I didn’t know what to say. My heart was hurting.
“Do you?” he said, and his voice was suddenly strained again. “Do you really want space from me? Honestly?”
“Of course not,” I whispered.
He was quiet for a second or two. And when he next spoke, his words were soft. So sweet. He said, “Baby, please don’t do this.”
I felt a jolt of feeling flood through me. It left me a little breathless. The way he’d called me baby, the way he’d said it, it was nothing and everything all at once. There was so much emotion in the word, like he wanted me to be his, like he wanted us to belong to each other.

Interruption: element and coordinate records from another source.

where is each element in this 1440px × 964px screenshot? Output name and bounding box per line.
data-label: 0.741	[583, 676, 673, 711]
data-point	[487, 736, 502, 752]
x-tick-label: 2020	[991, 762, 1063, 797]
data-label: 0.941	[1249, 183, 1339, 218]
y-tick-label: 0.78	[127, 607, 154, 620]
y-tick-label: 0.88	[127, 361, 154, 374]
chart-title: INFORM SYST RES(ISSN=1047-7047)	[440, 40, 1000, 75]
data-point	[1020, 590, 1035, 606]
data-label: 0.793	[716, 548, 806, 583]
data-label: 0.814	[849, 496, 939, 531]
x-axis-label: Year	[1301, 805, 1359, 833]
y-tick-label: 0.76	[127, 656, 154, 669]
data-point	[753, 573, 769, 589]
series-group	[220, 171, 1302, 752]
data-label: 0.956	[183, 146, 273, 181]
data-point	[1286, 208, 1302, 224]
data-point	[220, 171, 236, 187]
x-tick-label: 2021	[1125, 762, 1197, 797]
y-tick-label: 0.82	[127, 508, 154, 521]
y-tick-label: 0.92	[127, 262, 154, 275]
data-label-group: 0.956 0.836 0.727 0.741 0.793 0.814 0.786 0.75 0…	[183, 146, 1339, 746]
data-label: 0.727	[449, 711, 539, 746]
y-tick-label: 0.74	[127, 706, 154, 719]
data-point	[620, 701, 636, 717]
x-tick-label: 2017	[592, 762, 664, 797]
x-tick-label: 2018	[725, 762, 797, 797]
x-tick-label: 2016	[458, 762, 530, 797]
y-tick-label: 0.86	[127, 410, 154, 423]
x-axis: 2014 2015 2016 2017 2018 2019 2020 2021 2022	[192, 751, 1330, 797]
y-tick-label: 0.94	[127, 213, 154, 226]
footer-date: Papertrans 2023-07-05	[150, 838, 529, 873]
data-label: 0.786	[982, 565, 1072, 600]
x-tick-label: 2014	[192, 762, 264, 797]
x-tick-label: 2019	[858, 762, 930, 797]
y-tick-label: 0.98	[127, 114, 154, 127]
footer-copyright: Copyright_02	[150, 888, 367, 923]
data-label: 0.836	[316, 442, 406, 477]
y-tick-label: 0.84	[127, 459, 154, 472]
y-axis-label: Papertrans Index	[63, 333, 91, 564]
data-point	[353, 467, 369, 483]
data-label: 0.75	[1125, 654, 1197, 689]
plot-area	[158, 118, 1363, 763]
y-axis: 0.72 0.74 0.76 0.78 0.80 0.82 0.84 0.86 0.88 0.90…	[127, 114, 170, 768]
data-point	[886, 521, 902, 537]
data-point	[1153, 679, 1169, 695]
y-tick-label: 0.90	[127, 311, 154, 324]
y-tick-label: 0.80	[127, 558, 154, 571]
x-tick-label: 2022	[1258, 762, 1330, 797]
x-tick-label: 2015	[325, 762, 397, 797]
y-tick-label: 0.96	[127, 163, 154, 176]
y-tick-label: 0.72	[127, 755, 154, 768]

“Please,” he whispered. “Let’s just be together. Hang out. I want to spend more time with you.”
He said he promised he wouldn’t try to kiss me again and I wanted to say don’t you dare promise not to kiss me again but I didn’t.
Instead, I did exactly what I said I wouldn’t do.
I gave in.
22
Twenty-Two
School was suddenly weird as hell.
I’d gone from being the kind of person people pretended they weren’t staring at to being the kind of person who was openly gawked at. Some students didn’t bother to hide the fact that they were talking about me as I passed. Some of them actually pointed at me as I walked by.
It was suddenly very good for me that I’d had so much practice ignoring faces. I stared at nothing as I walked; I looked at no one. Ocean and I had no plans; we hadn’t discussed what today would look like simply because he was so certain it would be fine, that we were surrounded by idiots and none of it would matter. I knew he was wrong, of course, that all of it mattered, that we were actively swim
ming in the sewage that was high school and it wouldn’t do us any good to pretend otherwise. I knew it was only a matter of time before it bubbled up into something ugly. But that first day, at least, was fairly uneventful. Sort of.
My first four periods were easy. I zoned out completely; hid earbuds under my scarf and listened to music while the world droned on. It was fine enough. Plus, Ocean and I had never really engaged each other in Mr. Jordan’s class, so the whole thing was pretty low-key. Ocean found me after the bell rang, smiling so bright it lit up his whole face. He said hi. I said hi back. And then we split up. Our next classes were in different directions.
It was right around lunch when things hit peak weird.
This random girl cornered me. It was fast. Totally unexpected. She just about knocked me into one of the outdoor picnic benches.
I was stunned.
“Can I help you?” I snapped at her.
She was a beautiful Indian girl. She had long, dark hair, and really expressive eyes, and she was using those eyes today to express to me that she wanted to kill me. She looked livid. “You are a terrible role model for Muslim girls everywhere!” she said.
I was so surprised I actually laughed. Just once, but still.
I’d imagined today going badly in any number of different ways, but wow, wow, I had not been expecting this.
For a second, I thought she might be messing with me. I gave her a chance to take it back. To suddenly smile.
She didn’t.
“Are you serious?” I said.
“Do you know how hard I have to work, every single day, to undo the kind of damage people like you do to our faith? To the image of Muslim women in general?”
Now I frowned. “What the hell are you talking about?”
“You are not allowed to go around kissing boys!” she cried.
I looked her over. “Have you never kissed a boy?”
“This isn’t about me,” she huffed, “this is about you. You wear hijab,” she said. “You’re disrespecting everything you’re supposed to stand for.”